Mensen zijn niet opeens minder ziek dan vroeger. Mensen hebben niet opeens minder operaties nodig of minder medicijnen. Toch lijkt dat wel aan de hand te zijn in Nederland. Ik vind dat alle signalen op rood staan. Als straks uit de tussenrapportage blijkt dat mensen inderdaad afzien van noodzakelijke zorg vanwege financiële drempels, heeft de minister dan een noodplan klaarliggen?

Mevrouw Bouwmeester (PvdA):

Voorzitter. Het zou wat zijn als mensen geen zorg meer krijgen, omdat ze die niet kunnen betalen. Die signalen zijn natuurlijk zeer zorgelijk. Gelukkig hebben we daarom in juni een heel groot debat gehad en in september nog een grote brief gekregen, waaruit blijkt dat het kabinet dit onderzoekt, dit monitort en dit bijhoudt. Het kon aangeven dat het niet zo is dat mensen niet meer de zorg krijgen die ze nodig hebben. De enige vraag die nu nog resteert, is: minister, u bent het aan het monitoren, misschien kunt u ons, nu we hier toch staan, de stand van zaken vertellen. Tot die tijd hebben wij er alle vertrouwen in dat het goed komt.

De voorzitter:

Dank u zeer, maar u mag nog niet weg, want de heer Van Gerven van de SP-fractie wil u interrumperen en ik sta hem dat toe.

De heer Van Gerven (SP):

De Partij van de Arbeid was, als we kijken in de geschiedenis, altijd met de SP een fel tegenstander van het eigen risico. We stonden voor solidariteit en het recht op toegankelijke zorg. Hoe los je dat op? Door een inkomensafhankelijke premie te organiseren. Het is allemaal anders gelopen en we hebben nu een eigen risico dat enorm verhoogd is in de afgelopen jaren. Heeft de Partij van de Arbeid geen signalen ontvangen dat mensen afzien van zorg? We hebben dat rapport van de Landelijke Huisartsen Vereniging, maar heeft Partij van de Arbeid zelf geen signalen ontvangen dat mensen vanwege de premie, het eigen risico en alle andere premies en de gevolgen van de crisis, afzien van zorg?
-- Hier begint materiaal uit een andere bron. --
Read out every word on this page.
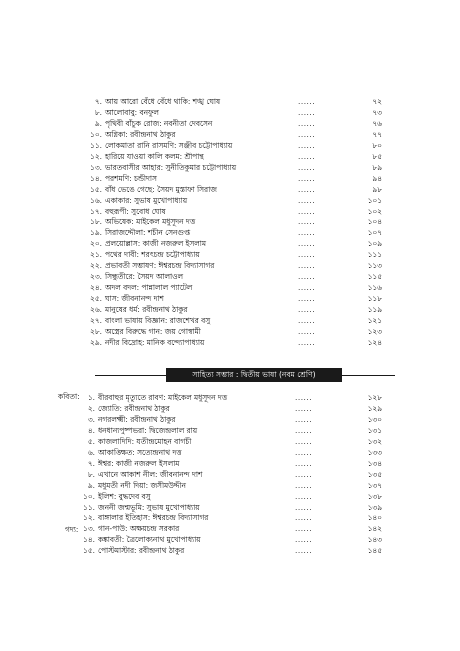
৭. আয় আরো বেঁধে বেঁধে থাকি: শঙ্খ ঘোষ	......	৭২
৮. আলোবাবু: বনফুল	......	৭৩
৯. পৃথিবী বাঁচুক রোজ: নবনীতা দেবসেন	......	৭৬
১০. অগ্নিকা: রবীন্দ্রনাথ ঠাকুর	......	৭৭
১১. লোকমাতা রানি রাসমণি: সঞ্জীব চট্টোপাধ্যায়	......	৮০
১২. হারিয়ে যাওয়া কালি কলম: শ্রীপান্থ	......	৮৫
১৩. ভারতবাসীর আহার: সুনীতিকুমার চট্টোপাধ্যায়	......	৮৯
১৪. পরশমণি: চন্ডীদাস	......	৯৪
১৫. বাঁধ ভেঙে গেছে: সৈয়দ মুস্তাফা সিরাজ	......	৯৮
১৬. একাকার: সুভাষ মুখোপাধ্যায়	......	১০১
১৭. বহুরূপী: সুবোধ ঘোষ	......	১০২
১৮. অভিষেক: মাইকেল মধুসূদন দত্ত	......	১০৪
১৯. সিরাজদ্দৌলা: শচীন সেনগুপ্ত	......	১০৭
২০. প্রলয়োল্লাস: কাজী নজরুল ইসলাম	......	১০৯
২১. পথের দাবী: শরৎচন্দ্র চট্টোপাধ্যায়	......	১১১
২২. প্রভাবতী সম্ভাষণ: ঈশ্বরচন্দ্র বিদ্যাসাগর	......	১১৩
২৩. সিন্ধুতীরে: সৈয়দ আলাওল	......	১১৫
২৪. অদল বদল: পান্নালাল প্যাটেল	......	১১৬
২৫. ঘাস: জীবনানন্দ দাশ	......	১১৮
২৬. মানুষের ধর্ম: রবীন্দ্রনাথ ঠাকুর	......	১১৯
২৭. বাংলা ভাষায় বিজ্ঞান: রাজশেখর বসু	......	১২১
২৮. অস্ত্রের বিরুদ্ধে গান: জয় গোস্বামী	......	১২৩
২৯. নদীর বিদ্রোহ: মানিক বন্দ্যোপাধ্যায়	......	১২৪
সাহিত্য সম্ভার : দ্বিতীয় ভাষা (নবম শ্রেণি)
কবিতা:
গদ্য:
১. বীরবাহুর মৃত্যুতে রাবণ: মাইকেল মধুসূদন দত্ত	......	১২৮
২. জ্যোতি: রবীন্দ্রনাথ ঠাকুর	......	১২৯
৩. নগরলক্ষ্মী: রবীন্দ্রনাথ ঠাকুর	......	১৩০
৪. ধনধান্যপুষ্পভরা: দ্বিজেন্দ্রলাল রায়	......	১৩১
৫. কাজলাদিদি: যতীন্দ্রমোহন বাগচী	......	১৩২
৬. আকাঙ্ক্ষিত: সত্যেন্দ্রনাথ দত্ত	......	১৩৩
৭. ঈশ্বর: কাজী নজরুল ইসলাম	......	১৩৪
৮. এখানে আকাশ নীল: জীবনানন্দ দাশ	......	১৩৫
৯. মধুমতী নদী দিয়া: জসীমউদ্দীন	......	১৩৭
১০. ইলিশ: বুদ্ধদেব বসু	......	১৩৮
১১. জননী জন্মভূমি: সুভাষ মুখোপাধ্যায়	......	১৩৯
১২. বাঙ্গালার ইতিহাস: ঈশ্বরচন্দ্র বিদ্যাসাগর	......	১৪০
১৩. গান-পাউ: অক্ষয়চন্দ্র সরকার	......	১৪২
১৪. কঙ্কাবতী: ত্রৈলোক্যনাথ মুখোপাধ্যায়	......	১৪৩
১৫. পোস্টমাস্টার: রবীন্দ্রনাথ ঠাকুর	......	১৪৫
Mevrouw Bouwmeester (PvdA):

Zeer zeker. Die zorg is ook heel terecht. Kunnen mensen nog wel de zorg krijgen die ze nodig hebben en zijn financiën een drempel? Dat mag natuurlijk nooit het geval zijn en dat is ook niet het geval, onder andere omdat mensen een zorgtoeslag krijgen. Daarmee zorgen we dat de zorg toegankelijke blijft voor mensen. Er is dus geen financiële drempel.

De heer Van Gerven (SP):

Die zorgtoeslag geldt maar voor een bepaalde groep en wordt minder toegekend. De compensatie voor het eigen risico verdwijnt. Laat ik dan een principiële vraag stellen. De minister gaat het onderzoeken. Als blijkt dat mensen echt afzien van zorg, vanwege het eigen risico of allerlei andere oorzaken, is de Partij van de Arbeid dan bereid om het eigen risico af te schaffen of fors te verminderen?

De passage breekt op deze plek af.